Former two-time South Carolina Gov. Mark Sanford, who left office in disgrace after he lied about hiking the Appalachian Trail in order to spend time with a mistress in Argentina, officially began his trek toward political redemption Tuesday by garnering 36 percent of the Republican primary vote ahead of a special congressional election slated for May 7.
The early read shows a likely showdown between Mr. Sanford and Democrat Elizabeth Colbert-Busch, whose brother is the Comedy Central satirist Stephen Colbert. Yet Tuesday's election also revealed a potential Republican dark horse – former Charleston County Commission Chairman Curtis Bostic, a former Marine with tea party bona fides – who could recalibrate the dynamics of the shortened campaign.
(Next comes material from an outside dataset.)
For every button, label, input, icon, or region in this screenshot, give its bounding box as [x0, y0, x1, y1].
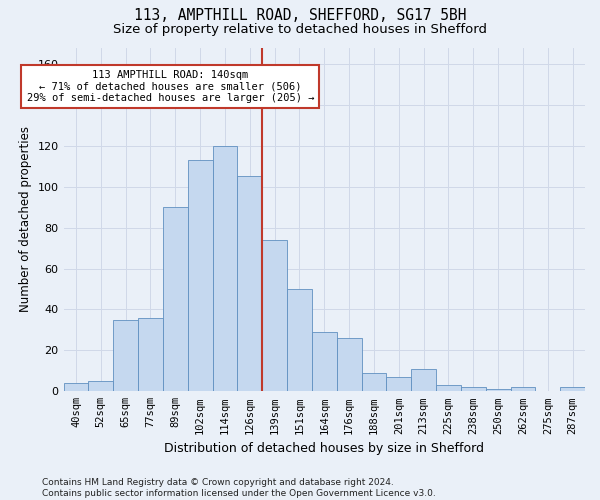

Since no Republican candidate received 50 percent of the vote in the Tuesday primary, Sanford and Mr. Bostic will meet in a runoff in two weeks. Ms. Colbert-Busch, on the other hand, earned 95 percent of the vote in the Democratic primary, bolstering the intriguing possibility that a Kennedy-inspired political neophyte could knock off a vulnerable Republican and send a Democrat to Congress from one of the country's most solidly anti-big government corners.